Boohoo has unveiled surging first-quarter sales and successfully raised £50m through the listing of new shares to help fund a new warehouse.
The online fashion business registered rocketing revenues of £120.1m during the three months ending May 31, up 106% compared to the same period last year.
Group revenues spiked 78% on a like-for-like basis, although gross margin slipped to 54.2% from 56% a year ago.
Boohoo raked in the majority of its sales from its eponymous brand, with revenues climbing 48% to £86.4m.
Sales in the UK jumped 41% and 44% in Europe. But both the US and the rest of the world outstripped those markets, growing 97% and 50% respectively.
The Boohoo website had 5.2 million active customers during the period, representing a 24% uplift year-on-year.
PrettyLittleThing’s sales more than quadrupled from £7.6m to £30.7m, while its customer numbers rose 146% to 1.6m.

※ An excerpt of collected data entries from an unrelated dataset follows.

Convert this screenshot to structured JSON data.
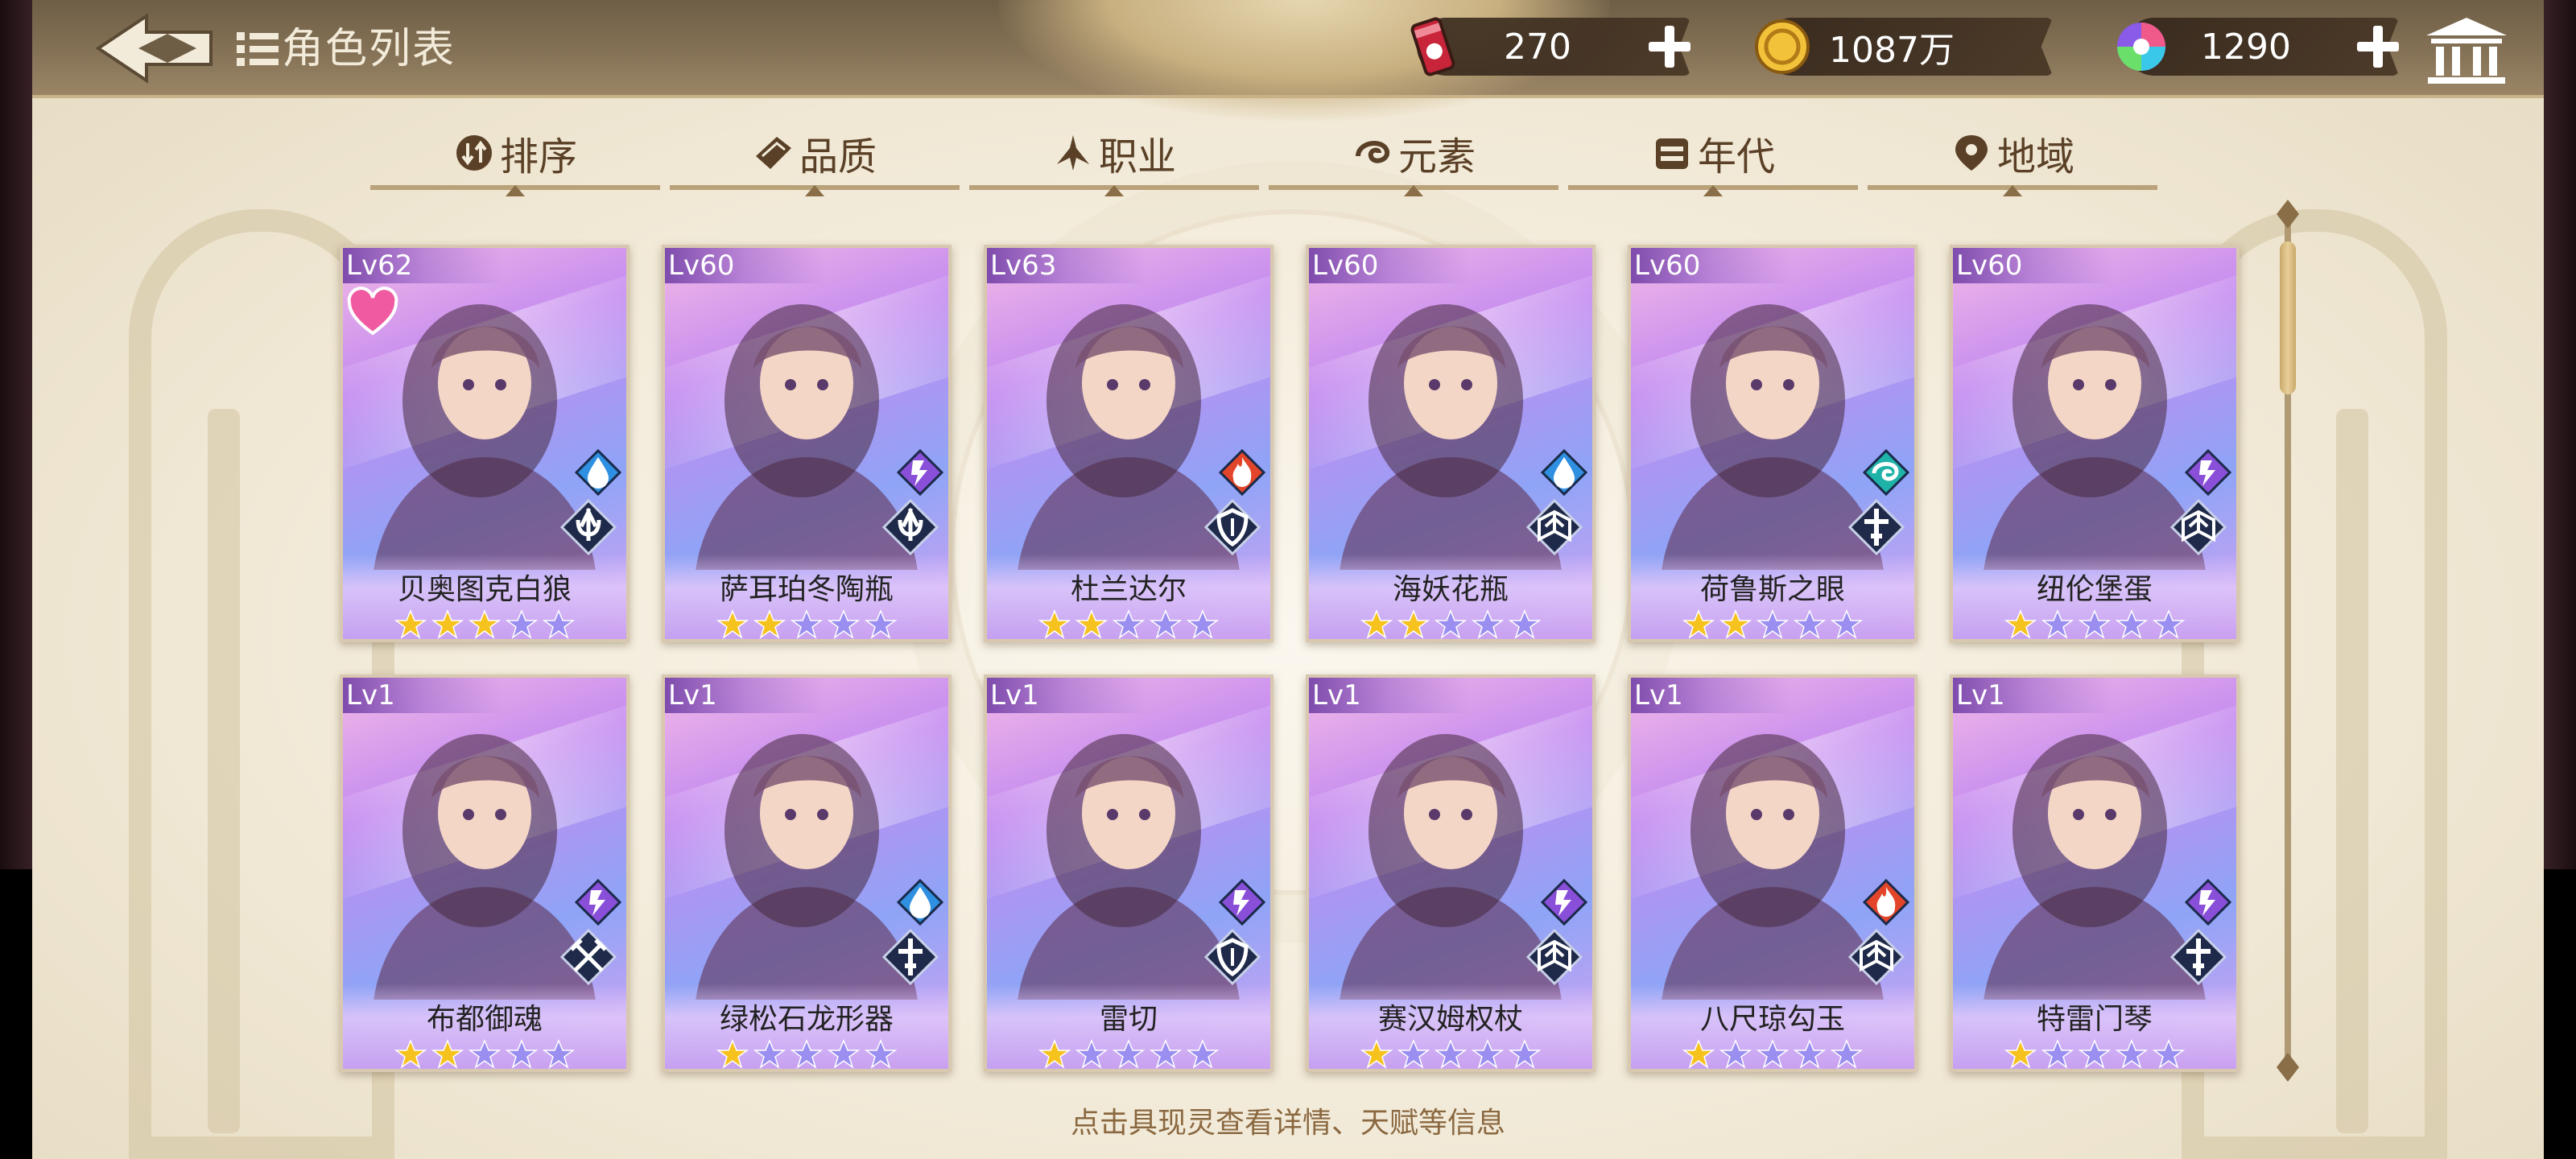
{
  "header": {
    "title": "角色列表",
    "back_icon": "back-arrow-icon",
    "museum_icon": "museum-icon"
  },
  "resources": [
    {
      "icon": "stamina-can-icon",
      "value": "270"
    },
    {
      "icon": "gold-coin-icon",
      "value": "1087万"
    },
    {
      "icon": "rainbow-gem-icon",
      "value": "1290"
    }
  ],
  "tabs": [
    {
      "icon": "sort-icon",
      "label": "排序"
    },
    {
      "icon": "quality-icon",
      "label": "品质"
    },
    {
      "icon": "class-icon",
      "label": "职业"
    },
    {
      "icon": "element-icon",
      "label": "元素"
    },
    {
      "icon": "era-icon",
      "label": "年代"
    },
    {
      "icon": "region-icon",
      "label": "地域"
    }
  ],
  "cards": [
    {
      "level": "Lv62",
      "name": "贝奥图克白狼",
      "stars": 3,
      "element": "water",
      "class": "lance",
      "favorite": true
    },
    {
      "level": "Lv60",
      "name": "萨耳珀冬陶瓶",
      "stars": 2,
      "element": "thunder",
      "class": "lance",
      "favorite": false
    },
    {
      "level": "Lv63",
      "name": "杜兰达尔",
      "stars": 2,
      "element": "fire",
      "class": "shield",
      "favorite": false
    },
    {
      "level": "Lv60",
      "name": "海妖花瓶",
      "stars": 2,
      "element": "water",
      "class": "book",
      "favorite": false
    },
    {
      "level": "Lv60",
      "name": "荷鲁斯之眼",
      "stars": 2,
      "element": "wind",
      "class": "cross",
      "favorite": false
    },
    {
      "level": "Lv60",
      "name": "纽伦堡蛋",
      "stars": 1,
      "element": "thunder",
      "class": "book",
      "favorite": false
    },
    {
      "level": "Lv1",
      "name": "布都御魂",
      "stars": 2,
      "element": "thunder",
      "class": "swords",
      "favorite": false
    },
    {
      "level": "Lv1",
      "name": "绿松石龙形器",
      "stars": 1,
      "element": "water",
      "class": "cross",
      "favorite": false
    },
    {
      "level": "Lv1",
      "name": "雷切",
      "stars": 1,
      "element": "thunder",
      "class": "shield",
      "favorite": false
    },
    {
      "level": "Lv1",
      "name": "赛汉姆权杖",
      "stars": 1,
      "element": "thunder",
      "class": "book",
      "favorite": false
    },
    {
      "level": "Lv1",
      "name": "八尺琼勾玉",
      "stars": 1,
      "element": "fire",
      "class": "book",
      "favorite": false
    },
    {
      "level": "Lv1",
      "name": "特雷门琴",
      "stars": 1,
      "element": "thunder",
      "class": "cross",
      "favorite": false
    }
  ],
  "max_stars": 5,
  "hint": "点击具现灵查看详情、天赋等信息",
  "colors": {
    "water": "#2f8fe0",
    "thunder": "#8a4fd8",
    "fire": "#e2452a",
    "wind": "#1fb2a8",
    "star_on": "#f6c21e",
    "star_off": "#9a8ef0"
  }
}
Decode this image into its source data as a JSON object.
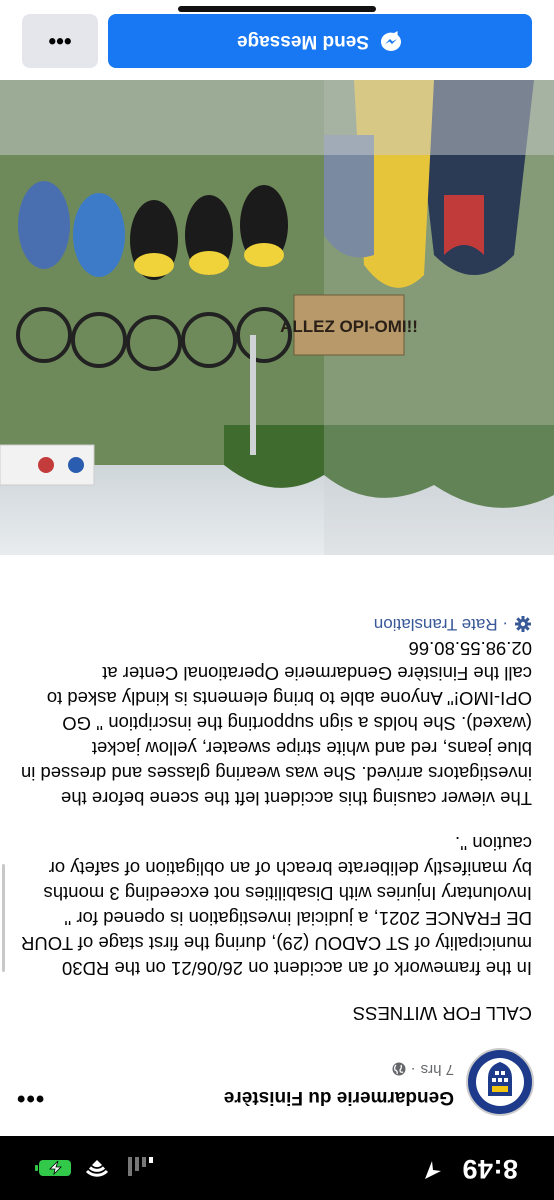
{
  "status_bar": {
    "time": "8:49"
  },
  "post": {
    "page_name": "Gendarmerie du Finistère",
    "time_ago": "7 hrs",
    "separator": "·",
    "more_label": "•••",
    "paragraphs": [
      "CALL FOR WITNESS",
      "In the framework of an accident on 26/06/21 on the RD30 municipality of ST CADOU (29), during the first stage of TOUR DE FRANCE 2021, a judicial investigation is opened for '' Involuntary Injuries with Disabilities not exceeding 3 months by manifestly deliberate breach of an obligation of safety or caution ''.",
      "The viewer causing this accident left the scene before the investigators arrived. She was wearing glasses and dressed in blue jeans, red and white stripe sweater, yellow jacket (waxed). She holds a sign supporting the inscription '' GO OPI-IMO!'' Anyone able to bring elements is kindly asked to call the Finistère Gendarmerie Operational Center at 02.98.55.80.66"
    ],
    "rate_translation": "· Rate Translation"
  },
  "photo": {
    "sign_text": "ALLEZ OPI-OMI!!"
  },
  "bottom_bar": {
    "send_message": "Send Message",
    "more_label": "•••"
  },
  "colors": {
    "accent": "#1877f2",
    "link": "#385898"
  },
  "icons": [
    "location-arrow-icon",
    "signal-icon",
    "wifi-icon",
    "battery-charging-icon",
    "globe-icon",
    "gear-icon",
    "messenger-icon"
  ]
}
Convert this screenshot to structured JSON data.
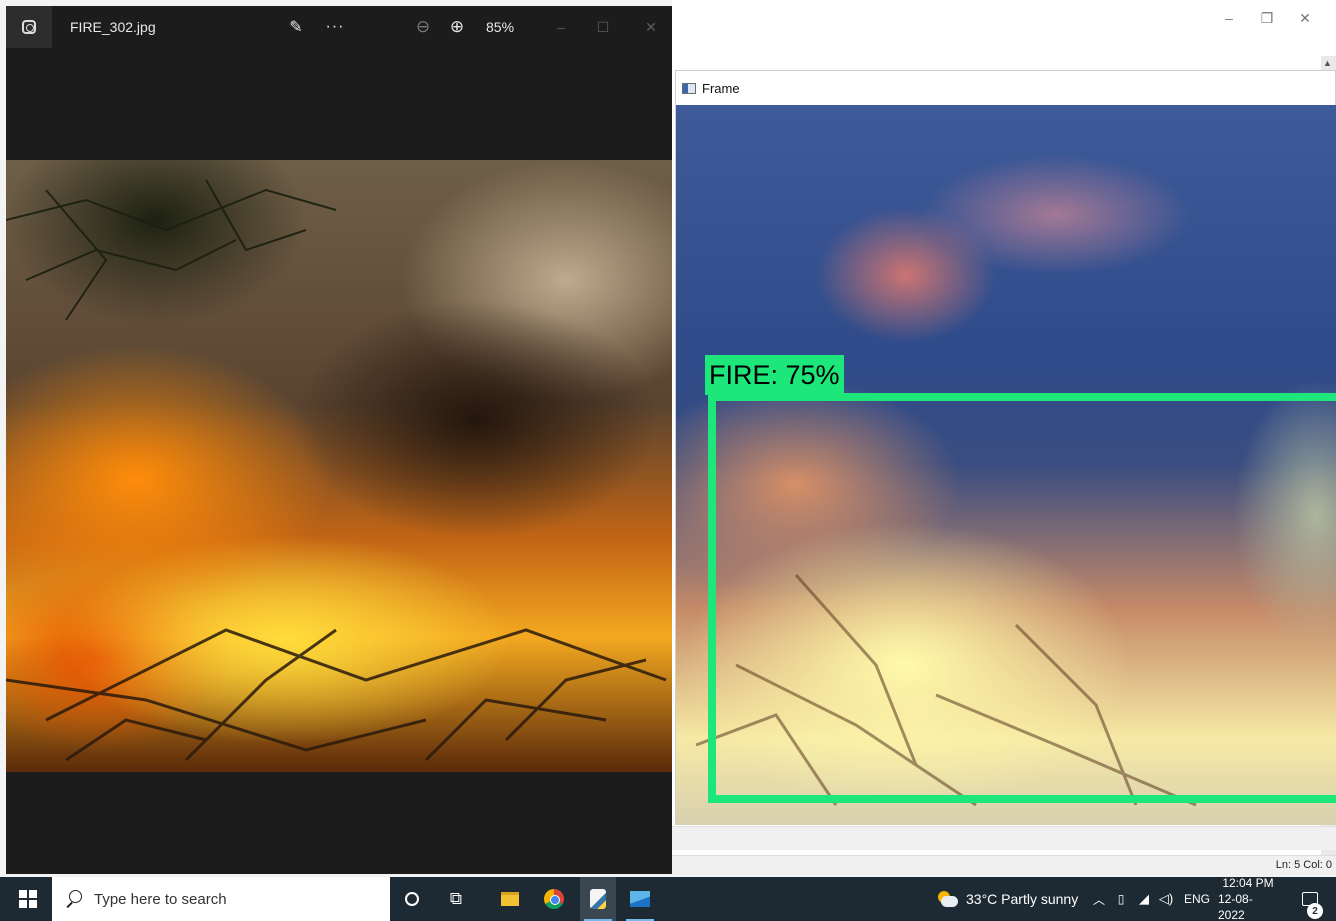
{
  "photos_app": {
    "file_name": "FIRE_302.jpg",
    "zoom_level": "85%",
    "icons": {
      "app": "photos-app-icon",
      "edit": "edit-image-icon",
      "more": "ellipsis-icon",
      "zoom_out": "zoom-out-icon",
      "zoom_in": "zoom-in-icon"
    },
    "window_controls": {
      "minimize": "–",
      "maximize": "☐",
      "close": "✕"
    }
  },
  "frame_window": {
    "title": "Frame",
    "detection_label": "FIRE: 75%",
    "detection_color": "#1de77a"
  },
  "outer_window_controls": {
    "minimize": "–",
    "restore": "❐",
    "close": "✕"
  },
  "editor_status": {
    "position": "Ln: 5  Col: 0"
  },
  "taskbar": {
    "search_placeholder": "Type here to search",
    "weather": "33°C  Partly sunny",
    "language": "ENG",
    "time": "12:04 PM",
    "date": "12-08-2022",
    "notification_count": "2",
    "apps": [
      "cortana",
      "task-view",
      "file-explorer",
      "chrome",
      "python-idle",
      "photos"
    ]
  },
  "colors": {
    "photos_bg": "#1c1c1c",
    "taskbar_bg": "#1e2a33",
    "detection_box": "#1de77a"
  }
}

Boohoo’s third brand Nasty Gal reported revenues of £2.9m during the quarter.
Stock Exchange filing
The etailer said that following “very strong trading momentum” during the quarter, it now expects full-year group revenue to grow by around 60%, ahead of previous guidance of 50%.
It said EBITDA margins would remain in line with previous expectations at around 10%.
In a separate Stock Exchange filing, Boohoo said it was offering new placing shares by way of an “accelerated bookbuilding process”.
It successfully raised £50m from the placing of new shares.
At the same time up to 36.6m existing shares held by existing shareholders have been placed with institutional investors – including the sale of up to 11.3m shares by joint chief executive Mahmud Kamani.
Selling shareholders have appointed Zeus Capital and Jefferies to procure purchasers for up to 36.6m existing shares at the same price as the new shares.
Boohoo said the capital would help construct a new 600,000 sq ft “automated super-site”, which would provide it with more than £1.5bn of net sales capacity.
The land acquisition of the new site, plus construction costs, are expected are total £150m over the three years to 2020.
Kamani and joint boss Carol Kane said in a joint statement: “Across the group, the combination of broadening product ranges, strong brand image, competitive prices and good customer service continues to drive sales momentum.”
“The inclusion of our new brands is proving the potential of our multi-brand strategy in delivering strong group revenue growth.”